Insects that Scampered or Clambered into Amber

On purpose or unplanned?

I once sent my children to school with a big apple that was inside a glass bottle with a narrow neck. I told my children to show it to the teacher and ask her how the apple got into the bottle. The teacher said to them that your father is a scientist and he probably knew how to carefully remove the bottom of the bottle and stick it on again once he’d put the apple inside. That, of course, hadn’t been how I’d done it (I had fastened a bottle facing downward, lest water got in, over a tiny apple still on the tree, before it got big). What this has to do with amber and insects inside it? Well, how did they get there?

Amber is used in expensive jewelry, but it’s not a stone or mineral, but the hardened resin that had oozed out of conifer trees like pine and spruce millions of years ago. What interests biologists are their frequent inclusions, primarily arthropods like mites, spiders, centipedes and insects. But even bigger animals like frogs, lizards have been recorded. The oldest ambers with inclusions are those 130 million year olds from Lebanon, while those from Myanmar, known as Burmese Ambers and famous for their biological inclusions, are considered to be approximately 100 million years old. The famous Baltic Amber, used in the “Amber Room” celebrated as the “Eighth Wonder of the World” (the whereabouts of which are still lost), dates back to 34 – 48 million years ago and also contains numerous insects present at that time in Nordic forests. What has been puzzling biologists, and especially entomologists, is the presence of so many aquatic insects in the amber and a variety of suggestions have been made how these insects ended up in the sticky tree resin that ended their lives.
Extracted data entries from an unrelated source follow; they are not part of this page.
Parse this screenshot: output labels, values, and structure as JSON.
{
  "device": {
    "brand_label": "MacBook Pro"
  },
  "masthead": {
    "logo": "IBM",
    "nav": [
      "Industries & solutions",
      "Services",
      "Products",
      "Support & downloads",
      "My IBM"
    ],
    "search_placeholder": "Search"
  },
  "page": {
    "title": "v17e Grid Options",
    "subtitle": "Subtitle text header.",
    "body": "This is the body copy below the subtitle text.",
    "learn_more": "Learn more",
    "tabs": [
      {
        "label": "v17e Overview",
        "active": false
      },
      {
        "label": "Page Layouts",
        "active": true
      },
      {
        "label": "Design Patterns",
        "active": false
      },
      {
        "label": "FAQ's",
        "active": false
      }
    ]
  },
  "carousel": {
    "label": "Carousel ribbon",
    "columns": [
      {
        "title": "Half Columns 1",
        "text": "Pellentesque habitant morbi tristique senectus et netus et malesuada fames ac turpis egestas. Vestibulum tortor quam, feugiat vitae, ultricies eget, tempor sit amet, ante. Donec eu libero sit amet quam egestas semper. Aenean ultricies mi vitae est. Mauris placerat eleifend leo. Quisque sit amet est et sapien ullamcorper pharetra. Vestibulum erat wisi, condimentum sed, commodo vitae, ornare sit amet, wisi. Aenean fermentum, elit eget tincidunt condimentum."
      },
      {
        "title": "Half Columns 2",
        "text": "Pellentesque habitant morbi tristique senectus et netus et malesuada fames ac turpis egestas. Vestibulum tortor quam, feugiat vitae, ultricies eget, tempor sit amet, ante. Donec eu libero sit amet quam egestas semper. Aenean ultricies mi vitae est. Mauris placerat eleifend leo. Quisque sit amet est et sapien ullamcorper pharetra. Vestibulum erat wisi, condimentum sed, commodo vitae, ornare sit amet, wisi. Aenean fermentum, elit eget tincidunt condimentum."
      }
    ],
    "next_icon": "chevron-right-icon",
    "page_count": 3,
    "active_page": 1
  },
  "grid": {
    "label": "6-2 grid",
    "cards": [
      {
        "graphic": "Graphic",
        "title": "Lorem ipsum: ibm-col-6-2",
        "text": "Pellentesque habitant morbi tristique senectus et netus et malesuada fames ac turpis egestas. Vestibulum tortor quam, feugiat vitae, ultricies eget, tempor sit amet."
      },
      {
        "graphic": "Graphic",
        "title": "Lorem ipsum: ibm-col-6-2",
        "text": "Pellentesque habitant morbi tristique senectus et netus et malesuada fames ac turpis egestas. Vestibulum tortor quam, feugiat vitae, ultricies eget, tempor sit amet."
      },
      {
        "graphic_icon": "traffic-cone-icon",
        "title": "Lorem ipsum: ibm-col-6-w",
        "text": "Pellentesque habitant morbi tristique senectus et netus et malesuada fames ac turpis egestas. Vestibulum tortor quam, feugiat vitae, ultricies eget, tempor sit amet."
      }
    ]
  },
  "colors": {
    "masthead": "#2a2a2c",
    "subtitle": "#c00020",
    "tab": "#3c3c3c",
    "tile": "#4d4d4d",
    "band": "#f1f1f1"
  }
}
One possibility is that the insects happened to get stuck accidentally, but that idea can quickly be dismissed on the basis of mathematical probability and statistical evidence.  Another suggestion had been that coniferous resin flowed into water-filled tree holes and the aquatic insects living in these tiny water bodies were trapped by the resin. However, many of the trapped aquatic insects represented species that do not visit water-filled cavities of trees. Somewhat similar was the suggestion that the resin flowed down the tree’s bark and contacted on its way to (or upon reaching) small water bodies, insects that got encased by the resin. But once again there were objections to that theory just as there were to the idea that wind could have blown the insects onto the resin and caused them to adhere and get stuck never to free themselves again. The three theories have in common that the aquatic insects ended up in the resin by accident, but the fourth suggestion has it that some insects were attracted to the resin by its glistening appearance, resembling water droplets. However, what exactly attracted the dispersing, flying, aquatic species to the resin remained unknown.
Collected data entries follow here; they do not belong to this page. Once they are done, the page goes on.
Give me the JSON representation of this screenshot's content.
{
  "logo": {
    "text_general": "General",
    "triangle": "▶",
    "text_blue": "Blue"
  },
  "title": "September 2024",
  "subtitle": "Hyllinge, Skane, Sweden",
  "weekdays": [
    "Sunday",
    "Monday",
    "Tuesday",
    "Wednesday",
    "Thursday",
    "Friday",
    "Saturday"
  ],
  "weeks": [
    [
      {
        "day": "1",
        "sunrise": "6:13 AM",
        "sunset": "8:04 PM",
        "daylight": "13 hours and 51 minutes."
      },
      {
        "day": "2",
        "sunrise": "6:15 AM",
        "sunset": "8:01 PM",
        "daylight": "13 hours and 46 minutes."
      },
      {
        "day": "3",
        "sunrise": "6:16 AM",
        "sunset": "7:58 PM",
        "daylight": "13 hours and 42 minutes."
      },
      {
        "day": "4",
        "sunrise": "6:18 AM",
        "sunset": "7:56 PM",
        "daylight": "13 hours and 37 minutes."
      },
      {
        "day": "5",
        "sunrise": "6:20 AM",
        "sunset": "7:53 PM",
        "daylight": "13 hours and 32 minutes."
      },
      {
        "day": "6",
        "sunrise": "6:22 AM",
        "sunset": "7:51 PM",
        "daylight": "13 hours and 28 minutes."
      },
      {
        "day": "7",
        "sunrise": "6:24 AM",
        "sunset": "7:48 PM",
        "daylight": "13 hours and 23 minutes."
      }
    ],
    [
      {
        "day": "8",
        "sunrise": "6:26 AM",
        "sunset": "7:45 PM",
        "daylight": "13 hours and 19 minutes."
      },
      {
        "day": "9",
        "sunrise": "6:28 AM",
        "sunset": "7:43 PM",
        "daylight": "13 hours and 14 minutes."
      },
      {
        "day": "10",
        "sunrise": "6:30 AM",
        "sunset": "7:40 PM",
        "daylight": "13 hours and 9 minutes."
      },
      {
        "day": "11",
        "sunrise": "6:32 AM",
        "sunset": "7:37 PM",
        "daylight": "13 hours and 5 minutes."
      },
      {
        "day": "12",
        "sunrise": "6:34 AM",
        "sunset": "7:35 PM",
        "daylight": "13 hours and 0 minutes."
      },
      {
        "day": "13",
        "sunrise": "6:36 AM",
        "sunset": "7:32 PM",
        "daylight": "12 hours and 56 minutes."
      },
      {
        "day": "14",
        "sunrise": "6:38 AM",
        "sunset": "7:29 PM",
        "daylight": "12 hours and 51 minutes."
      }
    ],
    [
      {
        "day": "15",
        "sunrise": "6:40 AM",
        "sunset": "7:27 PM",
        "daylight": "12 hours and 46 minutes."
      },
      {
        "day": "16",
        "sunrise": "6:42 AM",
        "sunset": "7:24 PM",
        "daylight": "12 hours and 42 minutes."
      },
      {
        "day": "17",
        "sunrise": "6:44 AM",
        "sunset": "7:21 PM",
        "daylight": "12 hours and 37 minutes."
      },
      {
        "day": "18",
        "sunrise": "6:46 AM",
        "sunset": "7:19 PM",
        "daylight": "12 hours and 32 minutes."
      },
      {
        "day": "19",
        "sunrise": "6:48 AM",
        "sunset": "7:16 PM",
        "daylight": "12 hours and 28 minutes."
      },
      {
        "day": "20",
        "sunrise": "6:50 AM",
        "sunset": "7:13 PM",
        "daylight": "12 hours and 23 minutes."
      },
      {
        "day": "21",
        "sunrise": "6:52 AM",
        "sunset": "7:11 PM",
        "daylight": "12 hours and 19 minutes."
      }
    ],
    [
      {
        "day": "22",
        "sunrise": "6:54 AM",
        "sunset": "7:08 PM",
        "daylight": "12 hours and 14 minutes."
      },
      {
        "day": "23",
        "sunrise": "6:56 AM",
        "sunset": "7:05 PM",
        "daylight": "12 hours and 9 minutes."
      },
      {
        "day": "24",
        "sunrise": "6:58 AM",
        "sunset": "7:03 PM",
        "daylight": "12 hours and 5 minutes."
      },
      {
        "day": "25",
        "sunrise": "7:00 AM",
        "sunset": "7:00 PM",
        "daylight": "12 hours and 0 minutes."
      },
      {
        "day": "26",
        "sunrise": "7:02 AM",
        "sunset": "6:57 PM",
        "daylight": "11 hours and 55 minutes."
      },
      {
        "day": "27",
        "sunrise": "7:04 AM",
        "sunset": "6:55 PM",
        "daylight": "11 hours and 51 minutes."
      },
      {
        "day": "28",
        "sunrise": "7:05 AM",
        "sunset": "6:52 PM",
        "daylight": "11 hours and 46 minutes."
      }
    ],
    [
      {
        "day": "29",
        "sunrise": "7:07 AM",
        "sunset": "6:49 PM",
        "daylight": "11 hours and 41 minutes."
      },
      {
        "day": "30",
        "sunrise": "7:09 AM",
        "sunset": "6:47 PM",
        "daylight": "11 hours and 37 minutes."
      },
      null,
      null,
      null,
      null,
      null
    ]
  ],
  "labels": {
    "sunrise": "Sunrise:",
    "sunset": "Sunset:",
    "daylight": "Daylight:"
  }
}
To solve that question Horvath and co-workers in Hungary carried out field experiments with sticky surfaces that polarized the light, reflected from the surfaces to different degrees and angles. They then analysed the taxonomic positions and numbers of insects that had got stuck on the surfaces and concluded that it was not simply the “shininess” or “brightness” of the sticky sheets, but the degree and angle of polarization. The result does, of course, agree with the known observation that insects, which depend on water to deposit their eggs in it like mayflies, dragonflies, stone- and caddisflies, identify water bodies not by their colour or smell, but by their polarization characteristics. The result was also in agreement with the published report representing the ancient insect fauna. So, does that solve the question how water-seeking insects ended up in the resin as ‘amber inclusions’?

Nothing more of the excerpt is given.